Reserves increase by 3.8% to N$59.6 billion

Chamwe Kaira 

The Bank of Namibia’s international reserves increased by 3.8% to N$59.6 billion at the end of June. 

This rise was mainly driven by net inflows from commercial banks and customer foreign currency (CFC) placements. The reserves cover 3.9 months of imports, or 4.8 months excluding oil exploration and appraisal activities.

Namibia’s banking industry cash balances fell further in June. Commercial banks held N$6.1 billion in cash, down from N$8.5 billion in May, primarily due to corporate tax payments made at the end of the month.

Growth in broad money supply slowed in June. Annual growth in M2 decreased to 7.6%, down from 8.1% in May. 

This slowdown was driven by a drop in domestic claims, particularly net claims on the central government. However, annual growth in net foreign assets increased, offset by the reduced growth in domestic claims.

Private sector credit extension (PSCE) grew annually by 5.7% in June, reaching N$120.1 billion, the highest growth since March 2020. 

This growth reflected increased business demand for loans, especially in other loans and advances, overdrafts, and instalment sales and leasing.

Overdraft lending saw an annual growth of 17.4% in June, up from 6% in May. This increase came from higher uptake by corporates in the real estate sector for property acquisitions and in the manufacturing sector to support consumer demand. 

Instalment sale and leasing credit also grew, rising to 17.4% in June from 13.8% in May.

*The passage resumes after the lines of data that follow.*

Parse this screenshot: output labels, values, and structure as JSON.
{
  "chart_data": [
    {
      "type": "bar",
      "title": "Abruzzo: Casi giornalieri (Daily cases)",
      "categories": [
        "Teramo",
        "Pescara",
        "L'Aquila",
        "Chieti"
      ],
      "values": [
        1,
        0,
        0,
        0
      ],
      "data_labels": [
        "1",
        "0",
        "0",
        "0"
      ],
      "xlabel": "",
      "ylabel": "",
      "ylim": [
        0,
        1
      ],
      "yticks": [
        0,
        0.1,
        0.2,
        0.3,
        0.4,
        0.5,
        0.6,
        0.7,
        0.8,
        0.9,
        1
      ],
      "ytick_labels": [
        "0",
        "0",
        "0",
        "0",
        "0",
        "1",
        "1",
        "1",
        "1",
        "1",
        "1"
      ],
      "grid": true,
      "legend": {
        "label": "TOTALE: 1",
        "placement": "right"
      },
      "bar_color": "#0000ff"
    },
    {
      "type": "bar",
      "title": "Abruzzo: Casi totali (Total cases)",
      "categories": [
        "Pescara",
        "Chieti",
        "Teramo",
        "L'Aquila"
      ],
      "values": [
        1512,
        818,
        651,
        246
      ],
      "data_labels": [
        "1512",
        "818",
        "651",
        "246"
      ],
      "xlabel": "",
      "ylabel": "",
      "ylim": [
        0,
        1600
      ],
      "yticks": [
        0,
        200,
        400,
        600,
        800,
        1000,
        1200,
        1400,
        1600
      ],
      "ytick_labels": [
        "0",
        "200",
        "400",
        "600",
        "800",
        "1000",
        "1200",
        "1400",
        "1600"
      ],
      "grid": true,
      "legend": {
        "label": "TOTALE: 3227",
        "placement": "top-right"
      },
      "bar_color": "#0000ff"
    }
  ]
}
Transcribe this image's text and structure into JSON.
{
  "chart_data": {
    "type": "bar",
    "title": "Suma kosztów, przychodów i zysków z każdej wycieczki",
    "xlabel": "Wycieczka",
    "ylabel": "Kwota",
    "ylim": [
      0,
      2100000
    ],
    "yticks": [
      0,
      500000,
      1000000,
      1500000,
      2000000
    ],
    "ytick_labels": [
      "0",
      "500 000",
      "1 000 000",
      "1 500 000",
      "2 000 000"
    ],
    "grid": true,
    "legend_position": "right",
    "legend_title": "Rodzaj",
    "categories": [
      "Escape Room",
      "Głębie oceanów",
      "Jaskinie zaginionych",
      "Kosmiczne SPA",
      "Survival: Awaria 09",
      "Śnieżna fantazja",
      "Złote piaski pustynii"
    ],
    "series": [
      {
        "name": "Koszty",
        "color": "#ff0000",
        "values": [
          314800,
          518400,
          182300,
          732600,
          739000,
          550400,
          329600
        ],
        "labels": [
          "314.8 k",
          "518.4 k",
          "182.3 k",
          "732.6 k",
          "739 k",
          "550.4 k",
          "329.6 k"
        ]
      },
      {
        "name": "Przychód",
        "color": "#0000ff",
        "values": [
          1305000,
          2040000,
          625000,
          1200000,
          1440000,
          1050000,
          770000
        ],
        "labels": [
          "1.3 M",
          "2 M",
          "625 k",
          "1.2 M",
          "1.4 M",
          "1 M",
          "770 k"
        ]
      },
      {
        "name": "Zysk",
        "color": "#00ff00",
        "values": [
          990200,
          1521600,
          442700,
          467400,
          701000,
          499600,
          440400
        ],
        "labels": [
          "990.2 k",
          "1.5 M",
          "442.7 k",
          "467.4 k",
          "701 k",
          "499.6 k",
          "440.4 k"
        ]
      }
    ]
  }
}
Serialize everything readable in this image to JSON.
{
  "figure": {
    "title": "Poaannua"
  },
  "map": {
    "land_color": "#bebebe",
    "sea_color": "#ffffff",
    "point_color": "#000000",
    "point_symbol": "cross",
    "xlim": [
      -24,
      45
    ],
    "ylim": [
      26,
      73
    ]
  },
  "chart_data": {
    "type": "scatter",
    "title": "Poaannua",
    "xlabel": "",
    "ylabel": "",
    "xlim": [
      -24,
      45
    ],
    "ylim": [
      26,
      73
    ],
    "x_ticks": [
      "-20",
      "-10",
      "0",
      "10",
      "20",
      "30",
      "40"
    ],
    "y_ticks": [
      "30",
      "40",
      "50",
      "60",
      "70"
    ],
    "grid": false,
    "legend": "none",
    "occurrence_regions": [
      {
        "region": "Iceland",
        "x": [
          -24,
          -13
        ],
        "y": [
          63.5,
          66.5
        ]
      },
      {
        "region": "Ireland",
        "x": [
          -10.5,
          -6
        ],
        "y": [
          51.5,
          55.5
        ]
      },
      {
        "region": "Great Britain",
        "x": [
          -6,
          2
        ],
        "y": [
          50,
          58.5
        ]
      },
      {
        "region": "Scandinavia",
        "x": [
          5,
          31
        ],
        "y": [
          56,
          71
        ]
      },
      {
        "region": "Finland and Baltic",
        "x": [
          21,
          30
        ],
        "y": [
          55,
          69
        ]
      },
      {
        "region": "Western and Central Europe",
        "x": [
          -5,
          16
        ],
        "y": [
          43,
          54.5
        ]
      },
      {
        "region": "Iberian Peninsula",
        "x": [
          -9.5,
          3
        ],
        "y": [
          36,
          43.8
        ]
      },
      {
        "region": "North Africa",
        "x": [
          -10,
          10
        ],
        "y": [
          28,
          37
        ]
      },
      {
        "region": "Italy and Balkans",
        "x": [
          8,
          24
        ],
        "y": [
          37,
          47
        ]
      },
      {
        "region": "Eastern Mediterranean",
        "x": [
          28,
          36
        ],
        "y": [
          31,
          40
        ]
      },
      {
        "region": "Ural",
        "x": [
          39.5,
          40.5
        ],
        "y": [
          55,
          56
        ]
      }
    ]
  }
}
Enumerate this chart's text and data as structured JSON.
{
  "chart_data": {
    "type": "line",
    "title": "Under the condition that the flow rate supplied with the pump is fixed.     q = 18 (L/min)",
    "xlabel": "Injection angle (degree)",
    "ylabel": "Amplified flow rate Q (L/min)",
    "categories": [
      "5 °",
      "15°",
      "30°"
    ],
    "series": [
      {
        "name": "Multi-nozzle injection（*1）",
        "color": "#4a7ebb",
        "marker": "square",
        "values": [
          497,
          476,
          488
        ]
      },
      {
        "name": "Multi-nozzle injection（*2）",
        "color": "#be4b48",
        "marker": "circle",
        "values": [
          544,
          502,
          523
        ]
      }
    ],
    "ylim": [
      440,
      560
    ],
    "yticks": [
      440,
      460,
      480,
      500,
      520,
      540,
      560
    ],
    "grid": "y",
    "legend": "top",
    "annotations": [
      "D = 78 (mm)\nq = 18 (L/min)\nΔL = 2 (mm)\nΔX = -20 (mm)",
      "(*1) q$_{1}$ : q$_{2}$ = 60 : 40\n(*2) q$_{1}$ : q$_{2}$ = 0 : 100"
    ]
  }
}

Both businesses and households contributed to this growth, which was reflected in the higher number of vehicles sold during June.

Mortgage credit remained negative for the third consecutive month, with an annual decline of -0.3% in June, compared to -0.2% in May. 

The contraction was due to higher repayments by corporates, write-offs, and weak demand for mortgages from households.